New Collateral Transformers To Emerge
New non-bank counterparties will offer credit and collateral transformation services to clients considering self-clearing in response to the decline in the number of derivatives clearing firms.
Capital markets and commodities consultancy Contango Markets said in a white paper, The Changing Face of Client Derivatives Clearing, that client derivatives clearing has been constrained by regulation and higher capital requirements which are affecting how banks provide services to clients.
The regulatory restrictions on the bank leverage ratio and the proposed capital requirements under Basel III and CRD IV take no account of the nature of client clearing.

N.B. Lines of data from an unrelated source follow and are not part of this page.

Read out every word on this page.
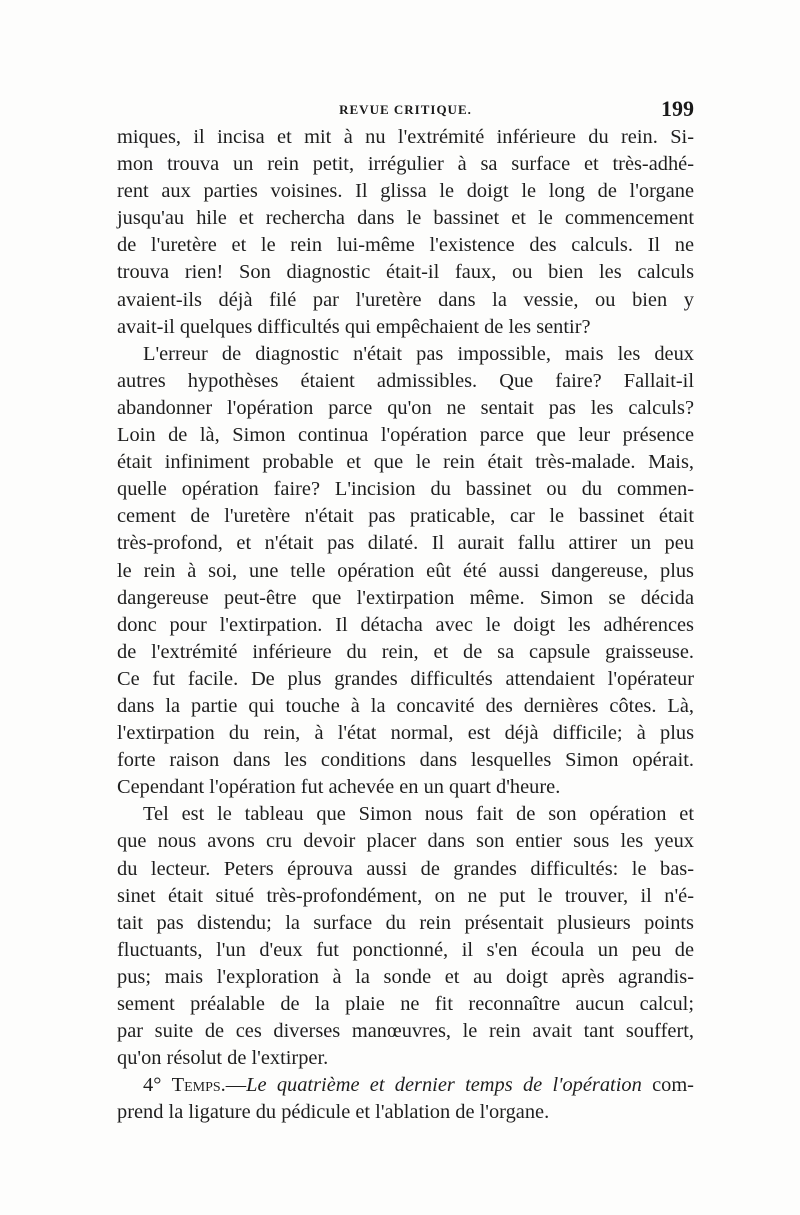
REVUE CRITIQUE.	199

miques, il incisa et mit à nu l'extrémité inférieure du rein. Si-
mon trouva un rein petit, irrégulier à sa surface et très-adhé-
rent aux parties voisines. Il glissa le doigt le long de l'organe
jusqu'au hile et rechercha dans le bassinet et le commencement
de l'uretère et le rein lui-même l'existence des calculs. Il ne
trouva rien! Son diagnostic était-il faux, ou bien les calculs
avaient-ils déjà filé par l'uretère dans la vessie, ou bien y
avait-il quelques difficultés qui empêchaient de les sentir?

L'erreur de diagnostic n'était pas impossible, mais les deux
autres hypothèses étaient admissibles. Que faire? Fallait-il
abandonner l'opération parce qu'on ne sentait pas les calculs?
Loin de là, Simon continua l'opération parce que leur présence
était infiniment probable et que le rein était très-malade. Mais,
quelle opération faire? L'incision du bassinet ou du commen-
cement de l'uretère n'était pas praticable, car le bassinet était
très-profond, et n'était pas dilaté. Il aurait fallu attirer un peu
le rein à soi, une telle opération eût été aussi dangereuse, plus
dangereuse peut-être que l'extirpation même. Simon se décida
donc pour l'extirpation. Il détacha avec le doigt les adhérences
de l'extrémité inférieure du rein, et de sa capsule graisseuse.
Ce fut facile. De plus grandes difficultés attendaient l'opérateur
dans la partie qui touche à la concavité des dernières côtes. Là,
l'extirpation du rein, à l'état normal, est déjà difficile; à plus
forte raison dans les conditions dans lesquelles Simon opérait.
Cependant l'opération fut achevée en un quart d'heure.

Tel est le tableau que Simon nous fait de son opération et
que nous avons cru devoir placer dans son entier sous les yeux
du lecteur. Peters éprouva aussi de grandes difficultés: le bas-
sinet était situé très-profondément, on ne put le trouver, il n'é-
tait pas distendu; la surface du rein présentait plusieurs points
fluctuants, l'un d'eux fut ponctionné, il s'en écoula un peu de
pus; mais l'exploration à la sonde et au doigt après agrandis-
sement préalable de la plaie ne fit reconnaître aucun calcul;
par suite de ces diverses manœuvres, le rein avait tant souffert,
qu'on résolut de l'extirper.

4° Temps.—Le quatrième et dernier temps de l'opération com-
prend la ligature du pédicule et l'ablation de l'organe.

In addition, the low rate environment means clearers have lost the ability to earn interest on client collateral and the interest rate spread on margin cover.
The report said: “Without offsets for client initial margin balances, even more firms are likely to exit the client clearing business, resulting in a concentration of risk amongst the larger Futures Commission Merchants or General Clearing Members – an unintended consequence that runs contrary to the G20 objectives. We are pleased that industry lobbying, notably by the FIA, has resulted in a delay of the implementation of the rules.”
The white paper added that in May last year, there were just 70 FCMs left in the US compared to 171 in 2005.
As the cost of providing client clearing has increased, banks need to either earn more from their customers, exit the listed derivative brokerage business, accept lower returns on capital or be more selective about their types of client.
Contango said: “As a result a number are ‘reassessing’ their client base and some clients just don’t fit any more.”
One response has been clearing houses beginning to offer direct clearing models so end-users can post margin directly with CCPs and bypass the use of existing GCM’s/FCMs. “Despite the differences between each clearinghouse’s plan, all are offering alternative, direct payment procedures for capital to be allocated by clearing end users,” said Contango.
Last year Eurex Clearing, Deutsche Börse’s central clearer, launched ISA Direct which allows buyside firms to have a direct contractual relationship with the CCP.
Daniel Berner, chief investment officer of Swiss Life Switzerland, said in a statement: “By enabling us to become a direct member of the CCP, our concerns regarding counterparty credit risks, clearing costs and portability of our assets are much better addressed compared to the traditional client clearing model.”
The relationship is facilitated by a clearing agent, who has to be an authorised clearing member. However clearing agents face lower capital requirements, and can increase return on equity, as the ISA Direct member maintains legal and beneficial ownership of the collateral they place at the CCP. The clearing agent covers the default fund contribution to the CCP and default management obligations as many buyside firms generally have restrictions against mutualizing assets in a combined risk pool.
CME Group is slated it launch a buyside clearing membership called Direct Funding Participant this summer according to the exchange’s website. To become a member clients must meet certain conditions including obtaining a guarantee from an existing clearing FCM, buying memberships for any CME exchanges where they trade and passing an operational and liquidity review by CME Clearing.
Contango continued that ICE Clear Europe has developed a similar model called Sponsored Principal where the end-user has a direct relationship with the CCP in all respects except the payment of the default fund contribution, which is met by the sponsor member.
“From a client perspective, direct funding models ensure there is no transit risk involved in the transfer of margin, as it moves directly from client to CCP,” added Contango. “From a GCM/FCM perspective, the direct payment model removes the balance sheet implications whilst ensuring that they are still responsible for key operational clearing functions (e.g. trade & position management, expiry and delivery processes etc.) and are not being disintermediated.”
However some end-users considering self-clearing will not be able to perform all the required functions or do not have the credit or collateral available to them to become direct members of clearing houses.
“We believe that the demand for self-determination from these clients will lead to the emergence of a new type of market participant – a non-bank credit and collateral counterparty,” said Contango. “The potential to take collateral that is not compliant for clearing house use and transform that (with a haircut of course) into clearing house-compliant collateral is a powerful service when it is combined with a credit counterparty that could also be utilised for default contributions.”
The consultancy continued that a credit and collateral counterparty combined with a utility operations provider delivers the optimum solution in terms of value and access to markets.
“Given the conversations we have had with market participants, we cannot see the demand for much more in-house operational risk, so the benefit of outsourcing all of these functions – albeit for a fee – not only challenges the status quo, but brings a new dimension of participants and service offerings to the cleared derivatives industry,” added Contango.